Les explications du porte-parole du parti au pouvoir n’avaient pas alors pu dissiper l’onde d’étonnement, et même d’indignation, suscitée par ses propos. Le chancelier des ordres académiques n’a nullement été submergé par le flot de critiques. La preuve, en l’écoutant sur Radio France Internationale (Rfi) mercredi dernier, l’auditeur a eu le sentiment que le Minesup dit à ses détracteurs, au diable les ouragans !

 

A la question de savoir si la succession de Paul Biya (82 ans dont 33 au pouvoir) s’organise au sein du Rdpc, Jacques Fame Ndongo s’est montré tranché et tranchant : « Si vous, vous estimez qu’il faille lui trouver un successeur dès à présent, nous, au niveau du Rdpc, nous disons non ! C’est notre champion. Il est percutant, il est efficace, l’âge ne correspond à rien du tout. Aujourd’hui même, un président africain, qui a 88 ans, est reçu en grande pompe dans un grand pays occidental, et personne n’a parlé de son âge. Nous, au niveau du Rdpc, nous savons que le président de la République est en pleine forme physique, intellectuelle, psychologique et morale ».

 

Dans le registre de la défense de l’actuel président de la République, difficile de trouver meilleur avocat.

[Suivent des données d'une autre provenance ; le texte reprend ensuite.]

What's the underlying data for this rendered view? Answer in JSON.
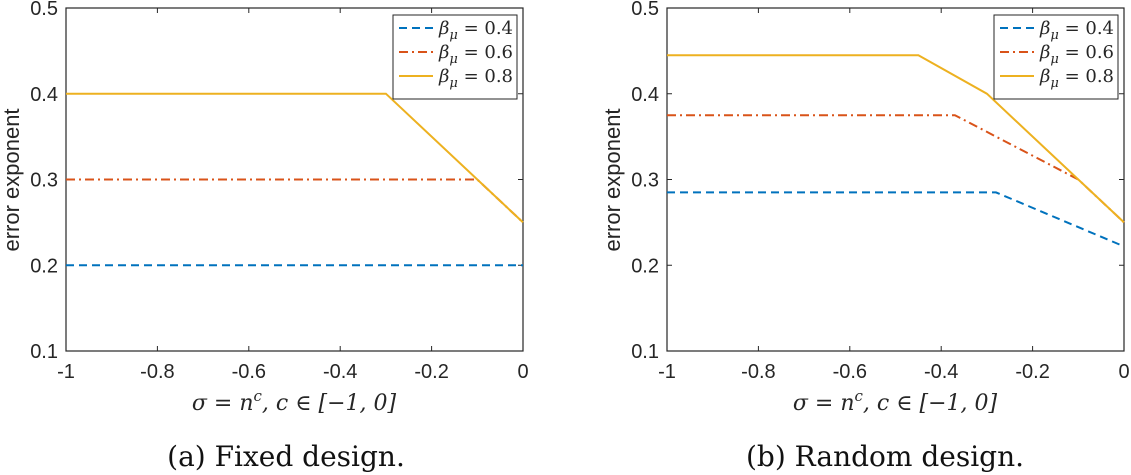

Mais ce qui est blâmable chez Fame Ndongo, c’est cette propension à penser et à affirmer (ou insinuer) que le Cameroun disparaîtra avec Paul Biya, qu’après Paul Biya, c’est le déluge !

 

Comprenons-nous : en plus de 50 ans dans la haute administration camerounaise, l’actuel chef de l’Etat, avec ses forces et ses faiblesses, a certainement beaucoup œuvré pour le développement, la paix et la stabilité du Cameroun. Avant Paul Biya, Ahmadou Ahidjo a posé les bases d’un Etat uni et prospère. Après Paul Biya, un autre Camerounais prendra le relais. Car, en fait, l’on est dans la représentation d’une course de relais. Il serait donc inopportun de dire ou de pousser Paul Biya à jeter le témoin au sol au lieu de le passer à quelqu’un d’autre, en faisant jouer l’alternance par des mécanismes institutionnels et constitutionnels clairs et solides. Il serait maladroit de faire croire que Paul Biya développe une addiction pour la magistrature suprême.

 

Le mythe de l’infaillibilité, de l’inamovibilité ou de l’éternité du président de la République doit tomber au Cameroun ! Dire que « l’âge ne correspond à rien du tout » pour un chef d’Etat, c’est ignorer les outrages du temps et du pouvoir!  Pour ne pas rester dans des démonstrations savantes, achevons ce commentaire (une fois n’est pas coutume), par cette histoire édifiante d’un maire français, piquée sur le site la Nouvelle Republique.fr. Jean-Pierre Taphinaud, c’est un personnage, l’archétype de l’élu de terrain : le contact facile, une connaissance encyclopédique de sa commune, le sens du compromis… et une bonne dose d’humour. Sauf qu’en mars dernier [2013], Monsieur le maire de Billy n’a pas du tout ri lorsque deux jeunes de la commune, en état d’ivresse, l’ont passé à tabac alors qu’il s’était déplacé pour régler un problème de voisinage. L’affaire a été jugée mi-septembre [2013] au tribunal correctionnel de Blois. « C’est la goutte d’eau qui fait déborder le vase », avait-il expliqué lors de l’audience, en annonçant qu’il ne se représenterait pas aux élections municipales.

 

Reste que sa décision était prise avant ce malheureux épisode. « Je suis maire depuis 31 ans, le pouvoir use, je ne veux pas faire le mandat de trop, justifie-t-il. Place aux jeunes, car j’ai fait ma part ! » Une part devenue de plus en plus conséquente au fil du temps. « On a de plus en plus de travail, constate Jean-Pierre Taphinaud. On est responsable de tout, et du matin au soir on n’a jamais le même problème à résoudre. Dans une petite commune comme la mienne, les trois-quarts des choses passent par le maire (…).  Il y a le poids des règlements, l’informatique… En matière d’urbanisme, les textes changent tous les trois mois. On est jamais à jour, on ne sait pas comment s’y prendre, c’est de plus en plus dur. » L’histoire de ce maire devrait à coup sûr inspirer plus d’un élu ou dirigeant !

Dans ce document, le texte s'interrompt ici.